A 5.00 g bullet is fired horizontally into a 2.00 kg wooden block resting on a horizontal surface. The coefficient of kinetic friction between block and surface is 0.20. The bullet remains embedded in the block, which is observed to slide 0.40 m along the surface before stopping.
What is the initial speed of the bullet?
I don't know how the coefficient of kinetic energy comes to play here... can anyone help please? Thanks in advance.
2007-01-08 11:18:25 · 2 answers · asked by abc123 1 in Science & Mathematics ➔ Physics
You use the coefficient of knietic energy to help determan how much force was applied to the block via the bullet to cause the block to move 0.40 meters. I can't remeber the quations right now, but you work backwards, I belive. Takeing the distance traveled and the coefficent of friction to find the force.
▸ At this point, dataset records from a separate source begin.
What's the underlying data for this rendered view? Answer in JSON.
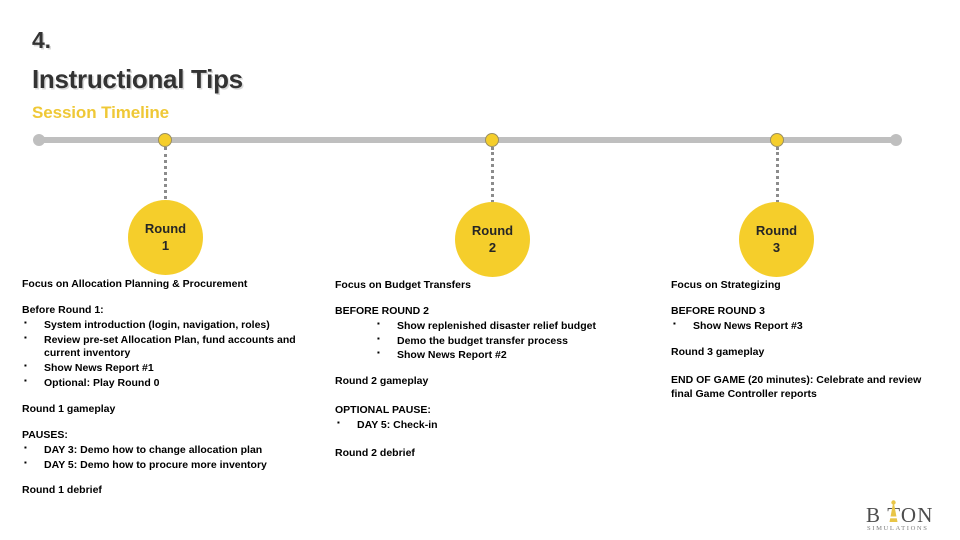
{
  "header": {
    "number": "4.",
    "title": "Instructional Tips",
    "subtitle": "Session Timeline",
    "accent_color": "#EFC836",
    "title_color": "#333333"
  },
  "timeline": {
    "bar_color": "#BFBFBF",
    "node_color": "#F5CE2B",
    "nodes": [
      {
        "label_line1": "Round",
        "label_line2": "1"
      },
      {
        "label_line1": "Round",
        "label_line2": "2"
      },
      {
        "label_line1": "Round",
        "label_line2": "3"
      }
    ]
  },
  "columns": {
    "round1": {
      "focus": "Focus on Allocation Planning & Procurement",
      "before_heading": "Before Round 1:",
      "before_bullets": [
        "System introduction (login, navigation, roles)",
        "Review pre-set Allocation Plan, fund accounts and current inventory",
        "Show News Report #1",
        "Optional: Play Round 0"
      ],
      "gameplay": "Round 1 gameplay",
      "pauses_heading": "PAUSES:",
      "pauses_bullets": [
        "DAY 3: Demo how to change allocation plan",
        "DAY 5: Demo how to procure more inventory"
      ],
      "debrief": "Round 1 debrief"
    },
    "round2": {
      "focus": "Focus on Budget Transfers",
      "before_heading": "BEFORE ROUND 2",
      "before_bullets": [
        "Show replenished disaster relief budget",
        "Demo the budget transfer process",
        "Show News Report #2"
      ],
      "gameplay": "Round 2 gameplay",
      "pauses_heading": "OPTIONAL PAUSE:",
      "pauses_bullets": [
        "DAY 5: Check-in"
      ],
      "debrief": "Round 2 debrief"
    },
    "round3": {
      "focus": "Focus on Strategizing",
      "before_heading": "BEFORE ROUND 3",
      "before_bullets": [
        "Show  News Report #3"
      ],
      "gameplay": "Round 3 gameplay",
      "end_of_game": "END OF GAME (20 minutes): Celebrate and review final Game Controller reports"
    }
  },
  "logo": {
    "word": "B TON",
    "tagline": "SIMULATIONS",
    "mark_color": "#E8C547"
  }
}
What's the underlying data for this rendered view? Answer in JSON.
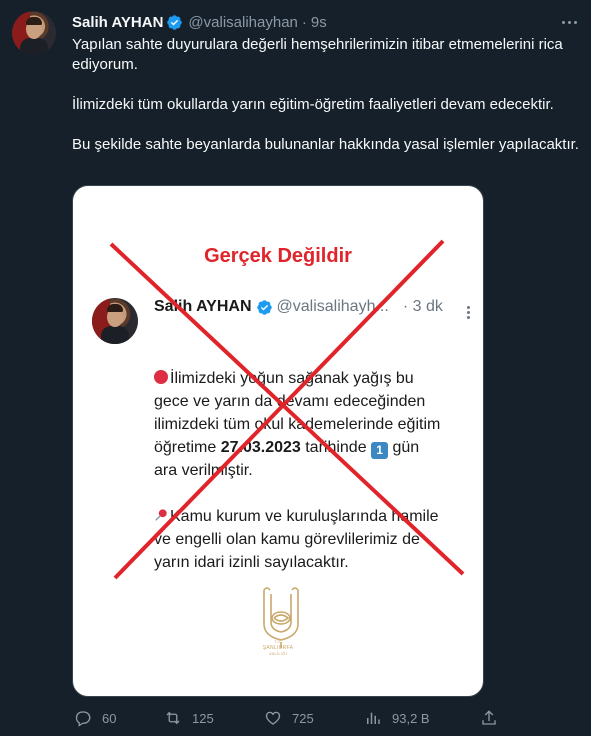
{
  "tweet": {
    "author_name": "Salih AYHAN",
    "handle": "@valisalihayhan",
    "separator": "·",
    "time": "9s",
    "paragraphs": [
      "Yapılan sahte duyurulara değerli hemşehrilerimizin itibar etmemelerini rica ediyorum.",
      "İlimizdeki tüm okullarda yarın eğitim-öğretim faaliyetleri devam edecektir.",
      "Bu şekilde sahte beyanlarda bulunanlar hakkında yasal işlemler yapılacaktır."
    ]
  },
  "image": {
    "stamp": "Gerçek Değildir",
    "inner_name": "Salih AYHAN",
    "inner_handle": "@valisalihayh...",
    "inner_sep": "·",
    "inner_time": "3 dk",
    "inner_line1": "İlimizdeki yoğun sağanak yağış bu",
    "inner_line2": "gece ve yarın da devamı edeceğinden",
    "inner_line3": "ilimizdeki tüm okul kademelerinde eğitim",
    "inner_line4_pre": "öğretime ",
    "inner_date": "27.03.2023",
    "inner_line4_post": " tarihinde ",
    "inner_one": "1",
    "inner_line4_end": " gün",
    "inner_line5": "ara verilmiştir.",
    "inner_line6": "Kamu kurum ve kuruluşlarında hamile",
    "inner_line7": "ve engelli olan kamu görevlilerimiz de",
    "inner_line8": "yarın idari izinli sayılacaktır.",
    "logo_text_top": "T.C.",
    "logo_text_main": "ŞANLIURFA",
    "logo_text_sub": "VALİLİĞİ"
  },
  "actions": {
    "replies": "60",
    "retweets": "125",
    "likes": "725",
    "views": "93,2 B"
  },
  "colors": {
    "background": "#15202b",
    "verified": "#1d9bf0",
    "stamp_red": "#e0242a"
  }
}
2007-01-08 11:36:12 · answer #1 · answered by Weston 3 · 0⤊ 1⤋
You don't mean coefficient of kinetic energy, it's coefficient of kinetic friction. The amount of work friction did in bringing the block and bullet to a stop is
W=Ff*0.4m. Where Ff=mu*m*g.
That amount of work equals the kinetic energy the block had immediately after impact.
W = KE = (total mass/2)*v^2 Solve for v where v is the velocity of the pair stuck together.
Now use conservation of momentum to determine the velocity of bullet.
2007-01-08 12:36:11 · answer #2 · answered by sojsail 7 · 1⤊ 0⤋